Men zegt dat onder het koude deken van de duisternis mensen hun ware aard tonen...
Deze zaterdag daalde ik met een aantal vrienden af in de Catacombes nabij Denfert-Rocherau. Eén kilometer en zevenhonderd meter gang, waar niet de dag maar de dood heerst. Dit lugubere mierennest behuist enkele duizenden arme stakkers die hier hun laatste rustplek gevonden hebben, en sinds kort ook enkele honderden toeristen per dag. Zij komen niet om te rusten, integendeel. Hoe rustig ze zich boven, in de rij, ook mogen gedragen, daar beneden veranderen ze allen in gemene puberjongens en kirrende pubermeisjes. In een amusant spelletje van kat en muis proberen de eerste de laatste te doen schrikken, en de tweede de eerste te doen geloven dat het hen toch niets doet. Zo niet de persoon op de foto, die een wel zeer bevredigende gil gaf bij het nemen van dit beeld...

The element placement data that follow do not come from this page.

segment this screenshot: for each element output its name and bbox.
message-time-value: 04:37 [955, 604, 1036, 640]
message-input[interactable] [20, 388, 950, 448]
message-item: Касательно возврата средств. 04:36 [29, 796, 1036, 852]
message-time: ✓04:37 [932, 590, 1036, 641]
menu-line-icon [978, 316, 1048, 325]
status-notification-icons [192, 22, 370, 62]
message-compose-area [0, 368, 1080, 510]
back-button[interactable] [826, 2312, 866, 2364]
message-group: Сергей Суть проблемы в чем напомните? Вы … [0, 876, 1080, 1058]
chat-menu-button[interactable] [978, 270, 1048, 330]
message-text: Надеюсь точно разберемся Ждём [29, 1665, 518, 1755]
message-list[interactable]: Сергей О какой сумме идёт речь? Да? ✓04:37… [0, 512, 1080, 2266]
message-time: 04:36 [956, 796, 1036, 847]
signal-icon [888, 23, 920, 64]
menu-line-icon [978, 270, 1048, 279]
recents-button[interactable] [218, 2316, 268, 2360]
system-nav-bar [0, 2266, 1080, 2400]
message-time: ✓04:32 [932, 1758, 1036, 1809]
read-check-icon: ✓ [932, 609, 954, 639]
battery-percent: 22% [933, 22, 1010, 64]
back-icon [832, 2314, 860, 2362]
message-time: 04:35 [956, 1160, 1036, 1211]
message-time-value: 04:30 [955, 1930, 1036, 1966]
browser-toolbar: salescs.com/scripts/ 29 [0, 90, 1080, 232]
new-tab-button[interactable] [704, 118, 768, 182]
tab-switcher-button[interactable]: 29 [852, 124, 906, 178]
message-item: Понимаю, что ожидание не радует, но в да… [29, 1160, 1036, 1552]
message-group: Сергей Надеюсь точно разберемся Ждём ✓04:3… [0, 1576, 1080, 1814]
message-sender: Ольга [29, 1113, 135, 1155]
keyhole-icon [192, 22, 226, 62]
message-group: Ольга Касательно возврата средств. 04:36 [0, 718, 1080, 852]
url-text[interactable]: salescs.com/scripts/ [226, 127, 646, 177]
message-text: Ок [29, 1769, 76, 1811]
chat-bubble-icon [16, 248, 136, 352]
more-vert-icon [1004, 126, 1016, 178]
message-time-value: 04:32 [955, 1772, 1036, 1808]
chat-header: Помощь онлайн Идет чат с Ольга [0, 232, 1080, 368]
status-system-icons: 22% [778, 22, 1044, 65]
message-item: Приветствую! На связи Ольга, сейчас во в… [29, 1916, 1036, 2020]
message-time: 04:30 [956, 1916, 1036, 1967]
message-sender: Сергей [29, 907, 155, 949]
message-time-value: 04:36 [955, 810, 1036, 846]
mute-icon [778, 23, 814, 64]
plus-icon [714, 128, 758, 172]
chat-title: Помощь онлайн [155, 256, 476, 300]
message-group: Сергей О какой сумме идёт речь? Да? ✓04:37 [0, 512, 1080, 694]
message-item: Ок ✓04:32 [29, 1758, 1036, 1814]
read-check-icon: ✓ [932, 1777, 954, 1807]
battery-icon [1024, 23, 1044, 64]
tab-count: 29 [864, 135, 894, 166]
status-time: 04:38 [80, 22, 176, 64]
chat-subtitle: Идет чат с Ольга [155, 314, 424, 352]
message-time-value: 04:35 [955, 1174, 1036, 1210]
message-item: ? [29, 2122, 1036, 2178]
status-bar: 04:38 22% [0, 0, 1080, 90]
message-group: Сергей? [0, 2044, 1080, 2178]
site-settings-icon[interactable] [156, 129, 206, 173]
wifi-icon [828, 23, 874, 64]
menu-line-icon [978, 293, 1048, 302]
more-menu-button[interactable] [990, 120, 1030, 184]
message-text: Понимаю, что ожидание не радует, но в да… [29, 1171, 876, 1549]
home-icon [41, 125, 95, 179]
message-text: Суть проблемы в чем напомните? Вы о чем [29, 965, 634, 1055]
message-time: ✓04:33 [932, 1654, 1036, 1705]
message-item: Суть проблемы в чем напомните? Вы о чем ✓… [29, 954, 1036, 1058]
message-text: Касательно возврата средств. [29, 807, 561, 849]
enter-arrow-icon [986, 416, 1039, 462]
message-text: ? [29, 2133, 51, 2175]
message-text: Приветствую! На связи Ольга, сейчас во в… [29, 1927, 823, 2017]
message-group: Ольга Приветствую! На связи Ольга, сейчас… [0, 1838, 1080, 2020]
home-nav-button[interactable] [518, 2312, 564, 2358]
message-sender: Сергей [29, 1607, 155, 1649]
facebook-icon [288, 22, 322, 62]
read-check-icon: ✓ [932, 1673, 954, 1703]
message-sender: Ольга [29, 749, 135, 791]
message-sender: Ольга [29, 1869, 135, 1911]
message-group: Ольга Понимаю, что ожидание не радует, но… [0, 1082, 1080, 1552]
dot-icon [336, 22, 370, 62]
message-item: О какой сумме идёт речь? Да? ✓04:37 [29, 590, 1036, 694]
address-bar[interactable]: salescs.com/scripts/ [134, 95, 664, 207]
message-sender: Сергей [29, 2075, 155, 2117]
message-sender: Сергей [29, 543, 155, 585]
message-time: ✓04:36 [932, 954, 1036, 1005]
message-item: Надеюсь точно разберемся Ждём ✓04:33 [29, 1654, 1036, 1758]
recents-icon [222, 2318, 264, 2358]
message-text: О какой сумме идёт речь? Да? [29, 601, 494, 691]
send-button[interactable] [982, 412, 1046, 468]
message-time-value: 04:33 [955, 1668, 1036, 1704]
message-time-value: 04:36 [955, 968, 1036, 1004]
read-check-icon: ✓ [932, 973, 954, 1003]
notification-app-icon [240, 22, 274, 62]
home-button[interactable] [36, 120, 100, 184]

Nog die zaterdag liep ik over Rue de Rivoli, opnieuw verstoken van zonlicht, want het was reeds nacht, rond vier uur in de ochtend, en dus eigenlijk al zondag. Zeer vroeg dus, of laat, zo u wel, maar voor mijn Oost-Europese vriend bleek het toch vooral te laat. De vermoeidheid had hem niet geveld dan toch zijn humeur geraakt, wij bewaarden diplomatisch de stilte. Zo niet mijn Oost-Europese vriendin, die na een nacht stappen en kunst bezoeken nog even enthousiast was, nog even hartelijk, nog even bereid om nog een stukje Nuit Blanche aan te doen...
Maar ik vergeef het gaarne mijn vriend. Wist hij zich toch redelijk kalm te houden, en een zeker zelfbewustzijn voor de dag te leggen, dan was de Parijse jeugd op dit uur het volledige tegendeel. "Werewolves of London", zong Warren Zevon ooit, maar ik denk dat de goede mens zich van stad vergist heeft: de Parijse fauna schept er kennelijk 's nachts plezier in vuilbakken en flessen door de lucht te keilen, en meer cultuurbewuste confraters te beschimpen en te bedreigen...
De volgende dag, of beter gezegd, later die dag, zondagnacht, rond middernacht, was ik alleen. Opnieuw duisternis, het mij ondertussen bekende, grauwe palet van mijn kamer vanuit mijn bed. En ja, ook ik leer mezelf kennen. Als iemand die eigenlijk ook niet te vaak alleen moet zijn. Als iemand die ook wel eens thuis mist, zijn land (is het er nog?), zijn vrienden, zijn familie...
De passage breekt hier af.